Analytic Continuation of Spin foam Models

TL;DR

This paper explores the analytic continuation of spin foam models to complex domains, revealing new complex critical points that influence the amplitude, especially when real critical points are absent or spins are small.

Contribution

It extends the analysis of spin foam models from real to complex critical points, classifies these points, and identifies those corresponding to Riemannian geometries within Lorentzian models.

Findings

Complex critical points can dominate amplitudes when real points are absent.

Certain complex critical points correspond to Riemannian geometries.

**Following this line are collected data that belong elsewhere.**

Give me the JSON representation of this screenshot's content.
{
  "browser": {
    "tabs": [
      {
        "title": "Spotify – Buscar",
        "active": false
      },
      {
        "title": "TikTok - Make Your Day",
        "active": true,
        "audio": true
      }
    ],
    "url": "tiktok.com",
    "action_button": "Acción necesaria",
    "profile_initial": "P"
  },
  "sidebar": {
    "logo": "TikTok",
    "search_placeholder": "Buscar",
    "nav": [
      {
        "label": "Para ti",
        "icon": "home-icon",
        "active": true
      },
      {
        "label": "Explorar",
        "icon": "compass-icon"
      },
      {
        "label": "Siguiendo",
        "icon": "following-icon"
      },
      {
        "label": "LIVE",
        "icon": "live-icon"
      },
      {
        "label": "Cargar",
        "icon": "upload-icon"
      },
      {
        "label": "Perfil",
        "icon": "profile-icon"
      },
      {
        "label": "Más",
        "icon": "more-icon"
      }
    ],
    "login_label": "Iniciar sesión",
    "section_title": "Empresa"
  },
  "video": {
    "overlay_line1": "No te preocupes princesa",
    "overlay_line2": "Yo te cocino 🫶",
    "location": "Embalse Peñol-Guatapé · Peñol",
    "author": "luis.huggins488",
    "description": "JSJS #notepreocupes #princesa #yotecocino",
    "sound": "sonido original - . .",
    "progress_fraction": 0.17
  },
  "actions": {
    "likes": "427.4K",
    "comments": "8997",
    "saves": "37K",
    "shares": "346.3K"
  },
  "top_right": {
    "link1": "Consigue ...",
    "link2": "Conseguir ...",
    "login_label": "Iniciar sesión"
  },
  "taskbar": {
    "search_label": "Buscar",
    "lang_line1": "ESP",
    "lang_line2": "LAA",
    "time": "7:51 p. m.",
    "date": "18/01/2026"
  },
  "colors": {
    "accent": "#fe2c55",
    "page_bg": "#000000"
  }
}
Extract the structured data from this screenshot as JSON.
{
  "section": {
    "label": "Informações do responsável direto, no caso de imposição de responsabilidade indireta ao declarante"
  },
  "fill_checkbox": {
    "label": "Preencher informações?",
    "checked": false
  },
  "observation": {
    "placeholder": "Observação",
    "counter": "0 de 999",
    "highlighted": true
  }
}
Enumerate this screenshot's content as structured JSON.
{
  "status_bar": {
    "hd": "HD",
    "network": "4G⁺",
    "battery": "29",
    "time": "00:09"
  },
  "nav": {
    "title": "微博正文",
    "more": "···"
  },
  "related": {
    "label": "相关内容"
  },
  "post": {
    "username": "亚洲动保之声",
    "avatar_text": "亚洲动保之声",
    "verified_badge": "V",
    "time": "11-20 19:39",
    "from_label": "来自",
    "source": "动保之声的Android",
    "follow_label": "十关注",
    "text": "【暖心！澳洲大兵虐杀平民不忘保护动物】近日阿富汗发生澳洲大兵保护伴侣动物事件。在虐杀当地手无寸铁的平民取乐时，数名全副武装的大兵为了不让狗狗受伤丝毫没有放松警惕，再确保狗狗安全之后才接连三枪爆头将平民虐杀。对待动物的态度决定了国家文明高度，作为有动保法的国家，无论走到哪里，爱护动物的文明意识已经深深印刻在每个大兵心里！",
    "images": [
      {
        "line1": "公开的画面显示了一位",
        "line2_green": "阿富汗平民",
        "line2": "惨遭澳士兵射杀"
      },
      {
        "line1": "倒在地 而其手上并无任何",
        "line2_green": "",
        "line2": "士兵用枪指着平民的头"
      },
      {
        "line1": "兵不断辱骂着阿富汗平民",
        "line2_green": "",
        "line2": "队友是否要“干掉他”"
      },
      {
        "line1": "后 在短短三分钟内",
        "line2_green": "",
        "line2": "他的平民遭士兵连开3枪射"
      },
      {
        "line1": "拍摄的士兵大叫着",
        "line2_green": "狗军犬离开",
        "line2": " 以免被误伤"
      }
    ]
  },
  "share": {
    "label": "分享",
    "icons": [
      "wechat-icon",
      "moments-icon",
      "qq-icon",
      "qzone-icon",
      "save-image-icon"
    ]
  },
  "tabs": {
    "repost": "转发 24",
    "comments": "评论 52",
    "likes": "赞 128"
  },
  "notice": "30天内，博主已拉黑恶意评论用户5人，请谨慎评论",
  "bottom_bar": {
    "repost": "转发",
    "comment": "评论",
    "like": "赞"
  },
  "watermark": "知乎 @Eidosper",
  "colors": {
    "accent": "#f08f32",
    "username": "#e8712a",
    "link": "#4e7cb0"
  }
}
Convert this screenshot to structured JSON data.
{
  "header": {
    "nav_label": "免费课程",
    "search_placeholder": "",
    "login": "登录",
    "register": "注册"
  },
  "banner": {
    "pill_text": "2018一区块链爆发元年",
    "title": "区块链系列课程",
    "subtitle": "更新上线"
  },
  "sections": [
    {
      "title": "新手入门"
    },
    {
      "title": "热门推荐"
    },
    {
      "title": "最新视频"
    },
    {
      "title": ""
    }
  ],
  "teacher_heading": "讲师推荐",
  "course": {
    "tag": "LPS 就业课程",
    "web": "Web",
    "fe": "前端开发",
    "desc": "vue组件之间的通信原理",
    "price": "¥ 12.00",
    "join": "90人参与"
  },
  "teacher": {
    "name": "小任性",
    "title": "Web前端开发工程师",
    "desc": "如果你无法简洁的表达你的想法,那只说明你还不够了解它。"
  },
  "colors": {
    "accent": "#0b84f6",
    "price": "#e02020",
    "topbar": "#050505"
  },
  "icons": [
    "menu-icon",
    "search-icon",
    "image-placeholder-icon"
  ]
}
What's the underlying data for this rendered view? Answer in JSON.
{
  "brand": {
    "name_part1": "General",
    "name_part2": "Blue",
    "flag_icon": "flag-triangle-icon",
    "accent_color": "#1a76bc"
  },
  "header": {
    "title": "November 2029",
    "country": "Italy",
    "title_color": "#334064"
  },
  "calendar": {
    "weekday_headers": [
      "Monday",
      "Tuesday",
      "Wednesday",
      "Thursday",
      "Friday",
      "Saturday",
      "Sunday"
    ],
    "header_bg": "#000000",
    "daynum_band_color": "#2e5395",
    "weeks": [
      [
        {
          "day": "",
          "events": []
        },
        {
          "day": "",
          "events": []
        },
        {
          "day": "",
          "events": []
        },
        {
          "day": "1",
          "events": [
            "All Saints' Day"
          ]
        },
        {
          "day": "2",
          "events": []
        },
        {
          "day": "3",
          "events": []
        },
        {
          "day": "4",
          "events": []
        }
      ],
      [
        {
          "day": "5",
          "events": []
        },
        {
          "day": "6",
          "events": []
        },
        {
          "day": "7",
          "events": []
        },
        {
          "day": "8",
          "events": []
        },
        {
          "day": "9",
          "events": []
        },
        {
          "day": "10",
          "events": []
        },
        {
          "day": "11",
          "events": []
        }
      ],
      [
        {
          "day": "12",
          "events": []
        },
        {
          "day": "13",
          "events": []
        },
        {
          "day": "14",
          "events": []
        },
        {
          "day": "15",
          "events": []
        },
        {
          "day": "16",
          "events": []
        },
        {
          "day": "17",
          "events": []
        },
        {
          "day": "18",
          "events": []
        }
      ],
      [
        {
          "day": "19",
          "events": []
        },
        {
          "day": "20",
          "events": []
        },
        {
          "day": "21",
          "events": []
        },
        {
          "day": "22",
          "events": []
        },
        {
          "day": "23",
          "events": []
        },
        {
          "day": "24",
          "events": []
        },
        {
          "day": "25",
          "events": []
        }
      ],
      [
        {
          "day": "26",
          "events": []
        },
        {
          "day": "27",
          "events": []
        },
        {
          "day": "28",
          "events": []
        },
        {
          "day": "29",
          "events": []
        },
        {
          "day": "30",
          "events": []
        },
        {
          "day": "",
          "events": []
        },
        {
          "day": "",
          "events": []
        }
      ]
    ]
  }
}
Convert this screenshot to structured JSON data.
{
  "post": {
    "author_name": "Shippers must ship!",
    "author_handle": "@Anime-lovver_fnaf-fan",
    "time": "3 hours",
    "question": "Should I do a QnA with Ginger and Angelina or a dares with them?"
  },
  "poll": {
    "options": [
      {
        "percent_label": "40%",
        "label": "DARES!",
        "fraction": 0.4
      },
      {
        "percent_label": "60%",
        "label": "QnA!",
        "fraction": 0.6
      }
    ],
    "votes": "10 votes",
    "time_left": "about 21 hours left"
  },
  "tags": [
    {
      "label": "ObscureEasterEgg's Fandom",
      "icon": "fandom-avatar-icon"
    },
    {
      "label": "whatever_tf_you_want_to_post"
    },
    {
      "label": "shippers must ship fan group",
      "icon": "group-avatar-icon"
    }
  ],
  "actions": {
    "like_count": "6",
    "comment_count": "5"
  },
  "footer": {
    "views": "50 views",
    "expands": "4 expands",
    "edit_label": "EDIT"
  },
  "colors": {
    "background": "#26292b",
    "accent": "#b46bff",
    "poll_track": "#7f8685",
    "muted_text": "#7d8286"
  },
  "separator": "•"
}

Contributions from complex critical points are significant for small spins.

Abstract

The Lorentzian Engle-Pereira-Rovelli-Livine/Freidel-Krasnov (EPRL/FK) spinfoam model and the Conrady-Hnybida (CH) timelike-surface extension can be expressed in the integral form $\int e^S$. This work studies the analytic continuation of the spinfoam action $S$ to the complexification of the integration domain. Our work extends our knowledge from the real critical points well-studied in the spinfoam large-$j$ asymptotics to general complex critical points of $S$ analytic continued to the complexified domain. The complex critical points satisfying critical equations of the analytic continued $S$. In the large-$j$ regime, the complex critical points give subdominant contributions to the spinfoam amplitude when the real critical points are present. But the contributions from the complex critical points can become dominant when the real critical point are absent. Moreover the contributions from the complex critical points cannot be neglected when the spins $j$ are not large. In this paper, we classify the complex critical points of the spinfoam amplitude, and find a subclass of complex critical points that can be interpreted as 4-dimensional simplicial geometries. In particular, we identify the complex critical points corresponding to the Riemannian simplicial geometries although we start with the Lorentzian spinfoam model. The contribution from these complex critical points of Riemannian geometry to the spinfoam amplitude give $e^{-S_{Regge}}$ in analogy with the Euclidean path integral, where $S_{Regge}$ is the Riemannian Regge action on simplicial complex.